Spring musical brings 1960s politics, redemption to forefront

Directed by guest artist Melissa Rain Anderson, Geneseo’s “Dogfight: The Musical” follows the romance of Rose—played by junior Alexandra Salerno—and Eddie Birdlace—played by senior Liam Enright—while also analyzing the changing mindsets of Americans in the 1960s. Students performed the show from April 8–Saturday April 11 in the Alice Austin Theatre in Brodie Hall. “Dogfight” is a story of redemption. The music and style of the show artistically portrayed the changes that took place during the peace movement—an era that started with the post-World War II feelings of triumph and excitement and then transitioned into tense feelings of anxiety. According to Enright, the show also focuses on “misogyny and masculinity in American culture and how we navigate that.”

As portrayed in “Dogfight,” soldiers returned home to a country that rejected them after dealing with the atrocities of war. In a play with such serious themes, Enright mentioned how the actors “[made] sure that—because there’s humor in the show—it was directed in the right areas.”

The story begins with a cruel bet. A group of marines stage a “dogfight,” in which each man places $50 into a pool. Whoever brings the ugliest girl to the party wins all of the money. The humiliating trick turns into a genuine romance between Eddie Birdlace and his lovable date, Rose. Rose serves as the heroine, teaching Eddie the importance of compassion.

The show begins with the introduction of the “Three Bees”—Bernstein, Birdlace and Boland, three marines enjoying their last night home. Taking place in San Francisco before the men are shipped out to Vietnam, the musical kicks off with the marines singing “Some Kinda Time.” This upbeat song conveys their anticipation for the evening ahead.

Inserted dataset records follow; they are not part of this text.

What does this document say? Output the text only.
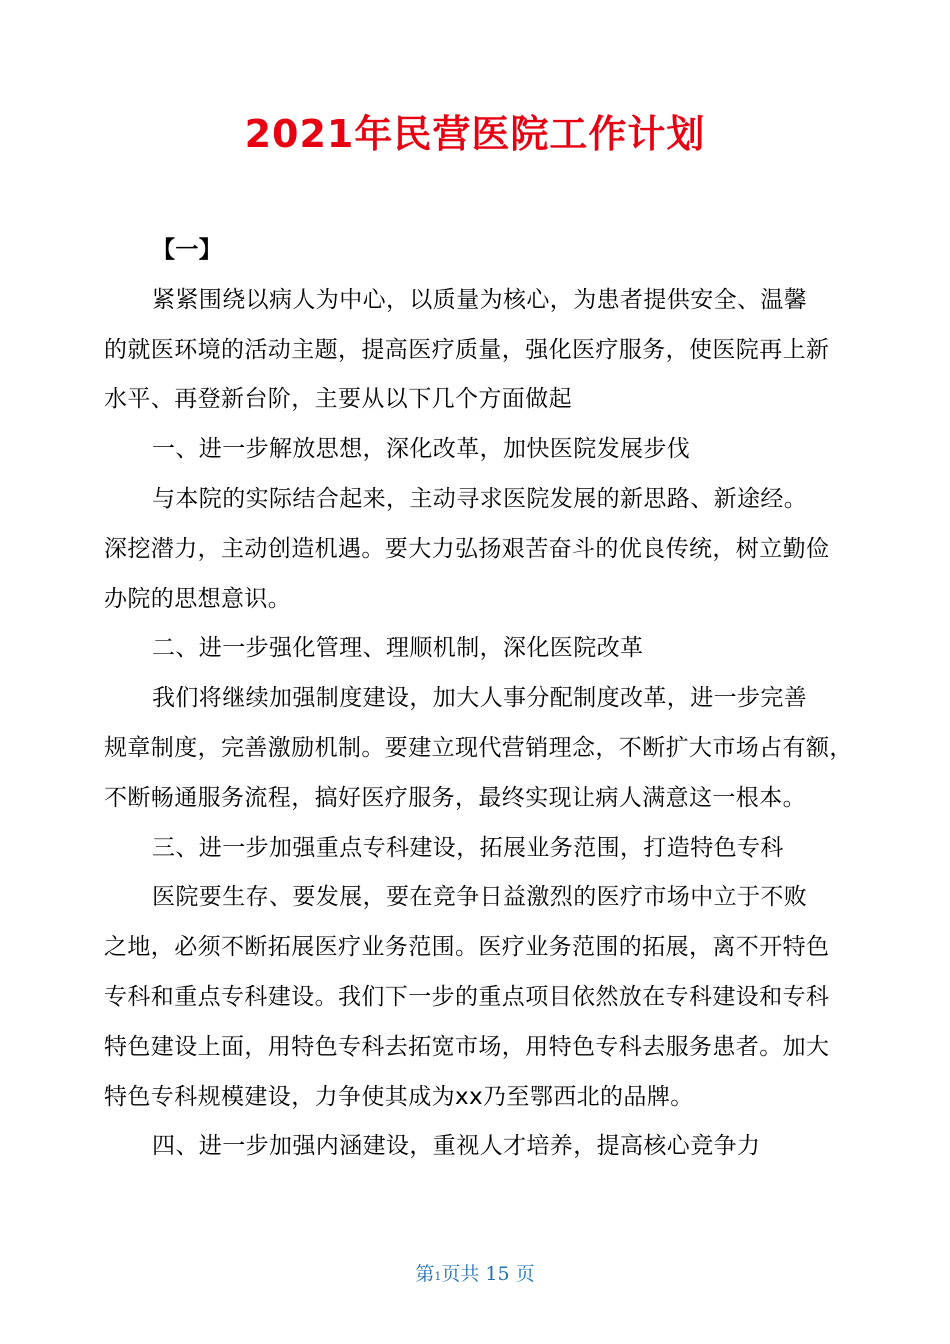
2021年民营医院工作计划

【一】

紧紧围绕以病人为中心，以质量为核心，为患者提供安全、温馨
的就医环境的活动主题，提高医疗质量，强化医疗服务，使医院再上新
水平、再登新台阶，主要从以下几个方面做起

一、进一步解放思想，深化改革，加快医院发展步伐

与本院的实际结合起来，主动寻求医院发展的新思路、新途经。
深挖潜力，主动创造机遇。要大力弘扬艰苦奋斗的优良传统，树立勤俭
办院的思想意识。

二、进一步强化管理、理顺机制，深化医院改革

我们将继续加强制度建设，加大人事分配制度改革，进一步完善
规章制度，完善激励机制。要建立现代营销理念，不断扩大市场占有额，
不断畅通服务流程，搞好医疗服务，最终实现让病人满意这一根本。

三、进一步加强重点专科建设，拓展业务范围，打造特色专科

医院要生存、要发展，要在竞争日益激烈的医疗市场中立于不败
之地，必须不断拓展医疗业务范围。医疗业务范围的拓展，离不开特色
专科和重点专科建设。我们下一步的重点项目依然放在专科建设和专科
特色建设上面，用特色专科去拓宽市场，用特色专科去服务患者。加大
特色专科规模建设，力争使其成为xx乃至鄂西北的品牌。

四、进一步加强内涵建设，重视人才培养，提高核心竞争力

第1页共 15 页
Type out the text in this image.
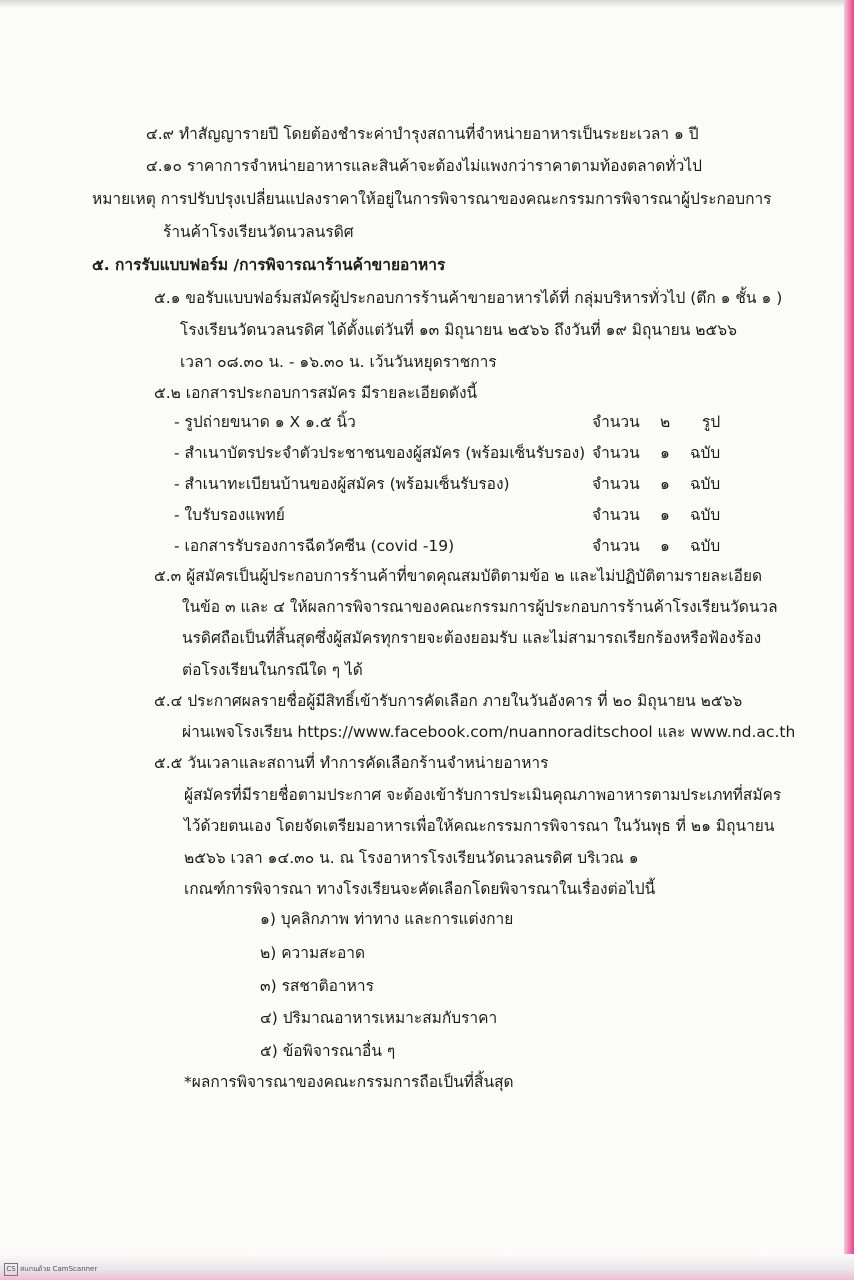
๔.๙ ทำสัญญารายปี โดยต้องชำระค่าบำรุงสถานที่จำหน่ายอาหารเป็นระยะเวลา ๑ ปี
๔.๑๐ ราคาการจำหน่ายอาหารและสินค้าจะต้องไม่แพงกว่าราคาตามท้องตลาดทั่วไป
หมายเหตุ การปรับปรุงเปลี่ยนแปลงราคาให้อยู่ในการพิจารณาของคณะกรรมการพิจารณาผู้ประกอบการ
ร้านค้าโรงเรียนวัดนวลนรดิศ
๕. การรับแบบฟอร์ม /การพิจารณาร้านค้าขายอาหาร
๕.๑ ขอรับแบบฟอร์มสมัครผู้ประกอบการร้านค้าขายอาหารได้ที่ กลุ่มบริหารทั่วไป (ตึก ๑ ชั้น ๑ )
โรงเรียนวัดนวลนรดิศ ได้ตั้งแต่วันที่ ๑๓ มิถุนายน ๒๕๖๖ ถึงวันที่ ๑๙ มิถุนายน ๒๕๖๖
เวลา ๐๘.๓๐ น. - ๑๖.๓๐ น. เว้นวันหยุดราชการ
๕.๒ เอกสารประกอบการสมัคร มีรายละเอียดดังนี้
- รูปถ่ายขนาด ๑ X ๑.๕ นิ้ว	จำนวน ๒ รูป
- สำเนาบัตรประจำตัวประชาชนของผู้สมัคร (พร้อมเซ็นรับรอง) จำนวน ๑ ฉบับ
- สำเนาทะเบียนบ้านของผู้สมัคร (พร้อมเซ็นรับรอง)	จำนวน ๑ ฉบับ
- ใบรับรองแพทย์	จำนวน ๑ ฉบับ
- เอกสารรับรองการฉีดวัคซีน (covid -19)	จำนวน ๑ ฉบับ
๕.๓ ผู้สมัครเป็นผู้ประกอบการร้านค้าที่ขาดคุณสมบัติตามข้อ ๒ และไม่ปฏิบัติตามรายละเอียด
ในข้อ ๓ และ ๔ ให้ผลการพิจารณาของคณะกรรมการผู้ประกอบการร้านค้าโรงเรียนวัดนวล
นรดิศถือเป็นที่สิ้นสุดซึ่งผู้สมัครทุกรายจะต้องยอมรับ และไม่สามารถเรียกร้องหรือฟ้องร้อง
ต่อโรงเรียนในกรณีใด ๆ ได้
๕.๔ ประกาศผลรายชื่อผู้มีสิทธิ์เข้ารับการคัดเลือก ภายในวันอังคาร ที่ ๒๐ มิถุนายน ๒๕๖๖
ผ่านเพจโรงเรียน https://www.facebook.com/nuannoraditschool และ www.nd.ac.th
๕.๕ วันเวลาและสถานที่ ทำการคัดเลือกร้านจำหน่ายอาหาร
ผู้สมัครที่มีรายชื่อตามประกาศ จะต้องเข้ารับการประเมินคุณภาพอาหารตามประเภทที่สมัคร
ไว้ด้วยตนเอง โดยจัดเตรียมอาหารเพื่อให้คณะกรรมการพิจารณา ในวันพุธ ที่ ๒๑ มิถุนายน
๒๕๖๖ เวลา ๑๔.๓๐ น. ณ โรงอาหารโรงเรียนวัดนวลนรดิศ บริเวณ ๑
เกณฑ์การพิจารณา ทางโรงเรียนจะคัดเลือกโดยพิจารณาในเรื่องต่อไปนี้
๑) บุคลิกภาพ ท่าทาง และการแต่งกาย
๒) ความสะอาด
๓) รสชาติอาหาร
๔) ปริมาณอาหารเหมาะสมกับราคา
๕) ข้อพิจารณาอื่น ๆ
*ผลการพิจารณาของคณะกรรมการถือเป็นที่สิ้นสุด
CS สแกนด้วย CamScanner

The story continues as Eddie finds Rose working in a diner and asks her to the dogfight. Rose is optimistic and immediately gains the audience’s sympathy. At the dogfight, she meets Boland’s date—a prostitute named Marcy, whose one-liners and sarcastic attitude made her a crowd favorite.

Played by senior Abby Herron , Marcy reveals to Rose the painful reality of the evening. The audience sees an entirely new side of the previously-naïve Rose in her heart-wrenching solo “Pretty Funny.” Salerno did an incredible job portraying the anguish and disappointment Rose feels.

Enright proves to keep Eddie in the audience’s good graces. His powerful and believable affection for Rose comes through in his performance of “First Date/Last Night.” The chemistry between Eddie and Rose reveals that Eddie is a genuinely good person.

The tone of the show is completely changed upon Eddie’s initial entrance into Vietnam. When the marines sing a reprise of “Some Kind of Time” a battle scene interrupts it, portraying the jarring and terrifying experience of young soldiers entering the war. We see Eddie transform from a foolish cadet into the ghost of a human, traumatized and shocked by the reality of the situation.

Enright noted that he hoped audience members would “examine our beauty standards in the United States [and] the ways that men are expected to close [themselves] off emotionally.”             Each actor in this production of “Dogfight” brought a unique voice and an important element to the story. With believable emotion and palpable chemistry, the story came to life beautifully.